L’héritage musical de Theresienstadt
Les œuvres créées à Theresienstadt constituent aujourd’hui un témoignage exceptionnel du pouvoir de l’art face à la barbarie. Comme l’explique le musicologue David Ludwig, le compositeur Viktor Ullmann, qui écrivait des critiques musicales dans le camp, est devenu ‘notre Virgile, nous ramenant à Terezín grâce à ses critiques’.

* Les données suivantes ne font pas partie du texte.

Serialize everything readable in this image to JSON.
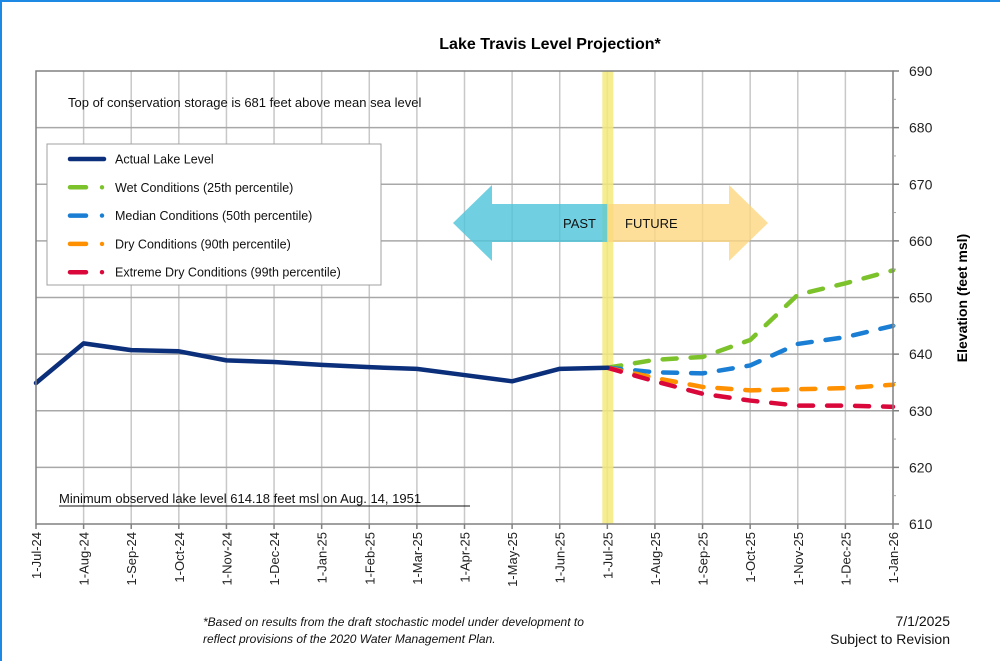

Ces compositions, sauvées de la destruction, témoignent non seulement du talent exceptionnel de leurs créateurs, mais aussi des circonstances terribles dans lesquelles elles ont été écrites. Elles représentent un patrimoine culturel unique, à la croisée de l’histoire et de l’art.
La musique comme mémoire vivante
Aujourd’hui, les œuvres des compositeurs de Theresienstadt sont jouées dans le monde entier, perpétuant la mémoire de leurs créateurs et des victimes du camp. Cette musique, née dans les conditions les plus adverses, continue de résonner comme un témoignage de la résilience humaine et de la capacité de l’art à transcender l’horreur.
La dualité de la musique à Theresienstadt – à la fois outil de survie spirituelle pour les détenus et instrument de la propagande nazie – nous rappelle la complexité de cette période sombre de l’histoire. Elle souligne également l’importance de préserver ces témoignages artistiques comme garde-fous contre l’oubli et la manipulation.
L’histoire de Theresienstadt nous enseigne que même dans les circonstances les plus désespérées, l’expression artistique peut constituer un acte de résistance et d’affirmation de l’humanité face à la déshumanisation. C’est peut-être là le message le plus puissant que nous transmettent encore aujourd’hui les musiciens de Terezín.